The throne is won. The peace is fragile. And the gods are not done.
Gods of Egypt II: Rise of the Underworld is a mythic continuation of the 2016 fantasy adventure, plunging deeper into the Egyptian pantheon with darker stakes, new gods, and a war that threatens both the mortal and divine realms. After the fall of Set and the restoration of Horus to the throne, Egypt breathes, briefly, in peace. But beneath the Nile’s surface, something stirs.

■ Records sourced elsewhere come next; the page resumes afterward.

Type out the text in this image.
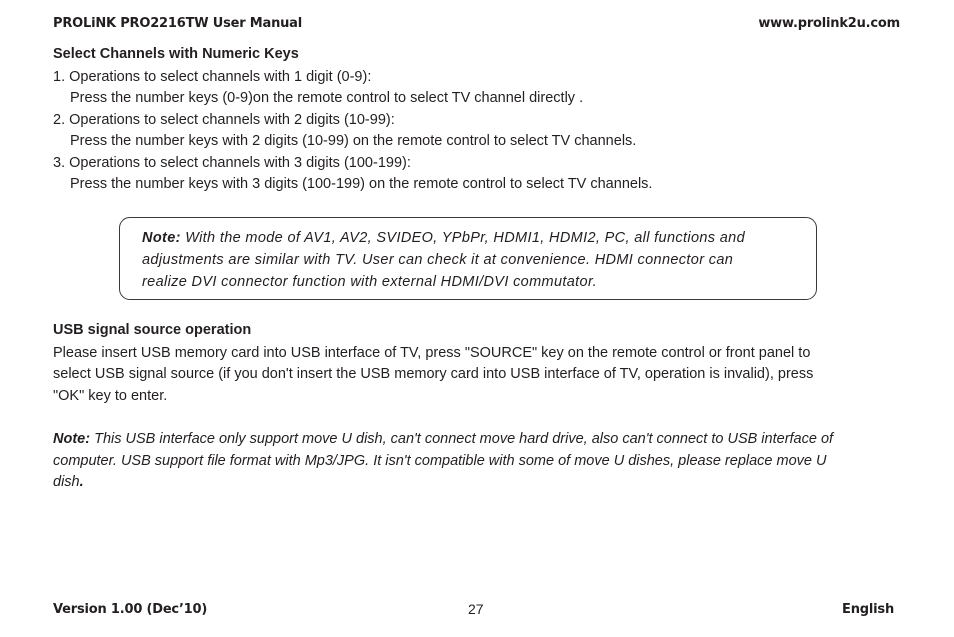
PROLiNK PRO2216TW User Manual	www.prolink2u.com
Select Channels with Numeric Keys
1. Operations to select channels with 1 digit (0-9):
Press the number keys (0-9)on the remote control to select TV channel directly .
2. Operations to select channels with 2 digits (10-99):
Press the number keys with 2 digits (10-99) on the remote control to select TV channels.
3. Operations to select channels with 3 digits (100-199):
Press the number keys with 3 digits (100-199) on the remote control to select TV channels.
Note: With the mode of AV1, AV2, SVIDEO, YPbPr, HDMI1, HDMI2, PC, all functions and
adjustments are similar with TV. User can check it at convenience. HDMI connector can
realize DVI connector function with external HDMI/DVI commutator.
USB signal source operation
Please insert USB memory card into USB interface of TV, press "SOURCE" key on the remote control or front panel to
select USB signal source (if you don't insert the USB memory card into USB interface of TV, operation is invalid), press
"OK" key to enter.
Note: This USB interface only support move U dish, can't connect move hard drive, also can't connect to USB interface of
computer. USB support file format with Mp3/JPG. It isn't compatible with some of move U dishes, please replace move U
dish.
Version 1.00 (Dec’10)	27	English
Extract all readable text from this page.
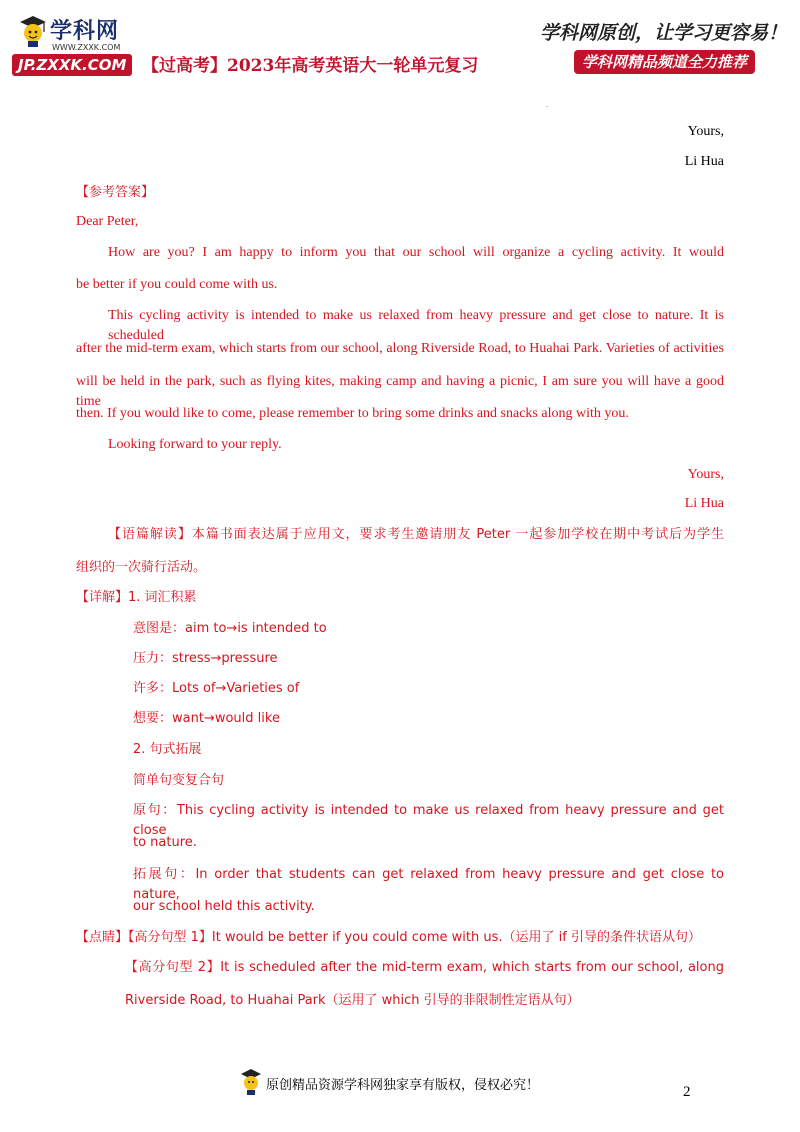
学科网
WWW.ZXXK.COM
JP.ZXXK.COM 【过高考】2023年高考英语大一轮单元复习
学科网原创，让学习更容易！
学科网精品频道全力推荐
.
Yours,
Li Hua
【参考答案】
Dear Peter,
How are you? I am happy to inform you that our school will organize a cycling activity. It would
be better if you could come with us.
This cycling activity is intended to make us relaxed from heavy pressure and get close to nature. It is scheduled
after the mid-term exam, which starts from our school, along Riverside Road, to Huahai Park. Varieties of activities
will be held in the park, such as flying kites, making camp and having a picnic, I am sure you will have a good time
then. If you would like to come, please remember to bring some drinks and snacks along with you.
Looking forward to your reply.
Yours,
Li Hua
【语篇解读】本篇书面表达属于应用文，要求考生邀请朋友 Peter 一起参加学校在期中考试后为学生
组织的一次骑行活动。
【详解】1. 词汇积累
意图是：aim to→is intended to
压力：stress→pressure
许多：Lots of→Varieties of
想要：want→would like
2. 句式拓展
简单句变复合句
原句：This cycling activity is intended to make us relaxed from heavy pressure and get close
to nature.
拓展句：In order that students can get relaxed from heavy pressure and get close to nature,
our school held this activity.
【点睛】【高分句型 1】It would be better if you could come with us.（运用了 if 引导的条件状语从句）
【高分句型 2】It is scheduled after the mid-term exam, which starts from our school, along
Riverside Road, to Huahai Park（运用了 which 引导的非限制性定语从句）
原创精品资源学科网独家享有版权，侵权必究！	2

Horus (Nikolaj Coster-Waldau), now king of both gods and men, seeks to restore balance across a fractured kingdom. But ruling in peace proves harder than ruling in war. Temples have been desecrated. Divine relics stolen. Mortals question the gods’ worth, and rebellions rise in the south. As Horus struggles to unify Egypt, ominous signs point toward a deeper threat — a darkness rising not from the sky, but from below.
The gates of the Duat — the Egyptian underworld — are weakening. Souls are not reaching their final rest. Anubis has vanished. And rumors whisper that Apophis, the great serpent of chaos once banished by Ra, is reforming in secret, feeding on unrest, preparing for his rebirth.
Bek (Brenton Thwaites), now a legend among men, is drawn back into divine affairs when Zaya, once restored to life, begins receiving visions of fire and shadow. She believes the balance of Ma’at — the cosmic order — has been broken, and only a journey into the underworld can restore it.
Together, Horus, Bek, and Zaya must descend into the Duat, facing lost gods, cursed guardians, and trials of the soul. They are joined by Nephthys, goddess of mourning and forgotten twin to Isis, and Kebechet, the mysterious spirit of purification, who guards the truth of Anubis’s disappearance.
Meanwhile, on the surface, chaos spreads. Cults devoted to Apophis incite civil war, cities fall into darkness, and the stars vanish from the night sky. Hathor’s old powers stir restlessly, and Ra — now weakened in his eternal fight against chaos — can no longer hold the line alone.
As the realms of the living and dead begin to overlap, Horus must face the ultimate choice: preserve the divine order, or sacrifice his own immortality to protect the world of mortals.
The final battle unfolds across two planes — in the depths of the Duat, where Apophis returns as a colossal force of void and flame, and in the heart of Thebes, where gods, beasts, and mortals clash beneath a blood-red eclipse.
Gods of Egypt II raises the stakes, moving from vengeance to legacy. It asks what gods owe their people — and what power means in a world that questions faith. The film blends high fantasy with philosophical tension, all while delivering dazzling visual effects, gold-armored deities, and gravity-defying battles on celestial boats and beneath inverted pyramids.
By the end, the gods may survive. But the age of unquestioned worship is over.